Steering Language Model Refusal with Sparse Autoencoders
This addresses the challenge of safely deploying language models while maintaining their capabilities, though the work reveals fundamental limitations in current steering approaches.
The researchers tackled the problem of making language models refuse unsafe prompts without degrading performance by steering model activations using sparse autoencoders at inference time, finding that while this approach improved robustness against jailbreak attempts, it systematically degraded performance across multiple benchmark tasks even on safe inputs.

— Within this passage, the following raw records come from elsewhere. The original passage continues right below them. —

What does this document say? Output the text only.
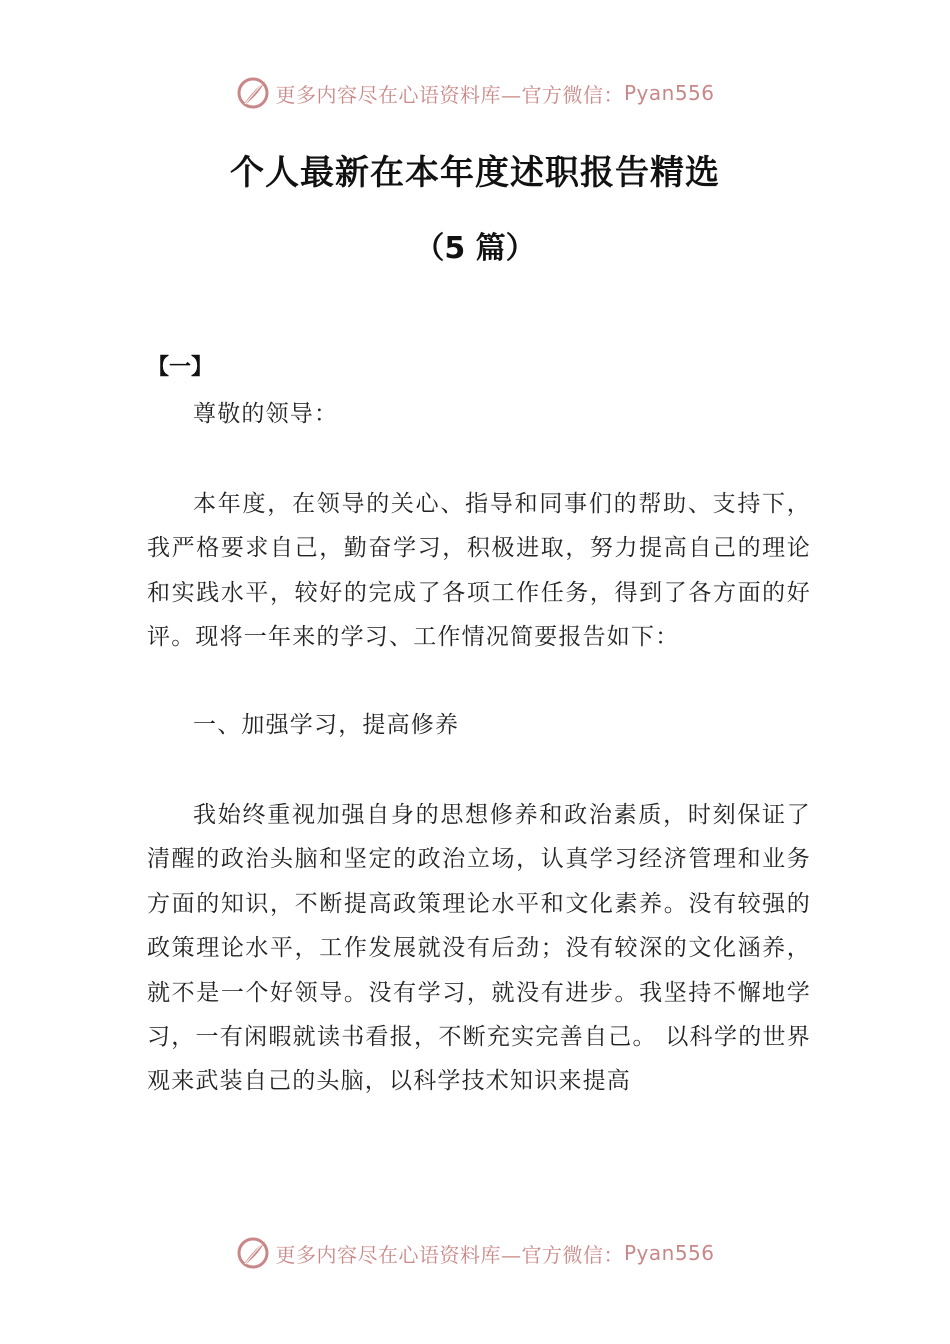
更多内容尽在心语资料库—官方微信： Pyan556
个人最新在本年度述职报告精选
（5 篇）
【一】

尊敬的领导：

本年度，在领导的关心、指导和同事们的帮助、支持下，我严格要求自己，勤奋学习，积极进取，努力提高自己的理论和实践水平，较好的完成了各项工作任务，得到了各方面的好评。现将一年来的学习、工作情况简要报告如下：

一、加强学习，提高修养

我始终重视加强自身的思想修养和政治素质，时刻保证了清醒的政治头脑和坚定的政治立场，认真学习经济管理和业务方面的知识，不断提高政策理论水平和文化素养。没有较强的政策理论水平，工作发展就没有后劲；没有较深的文化涵养，就不是一个好领导。没有学习，就没有进步。我坚持不懈地学习，一有闲暇就读书看报，不断充实完善自己。 以科学的世界观来武装自己的头脑，以科学技术知识来提高

更多内容尽在心语资料库—官方微信： Pyan556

Responsible deployment of language models requires mechanisms for refusing unsafe prompts while preserving model performance. While most approaches modify model weights through additional training, we explore an alternative: steering model activations at inference time via amplifying sparse autoencoder (SAE) features that mediate refusal. This work uncovers a fundamental tension between SAE steering-based safety improvements and general model capabilities. While feature steering successfully improves robustness against both single-turn and challenging multi-turn jailbreak attempts, we discover that this comes at a previously underexplored cost -- systematic degradation of performance across multiple benchmark tasks, even on safe inputs with no apparent connection to refusal behavior. This suggests that features mediating refusal may be more deeply entangled with general language model capabilities than previously understood. Our findings reveal important open questions about the nature of safety-relevant features in language models and the feasibility of isolating them for targeted intervention. While SAE-based steering shows promise as a flexible approach to enhancing language model safety, our results highlight the critical need to understand and address the mechanisms behind these capability tradeoffs before such techniques can be practically deployed.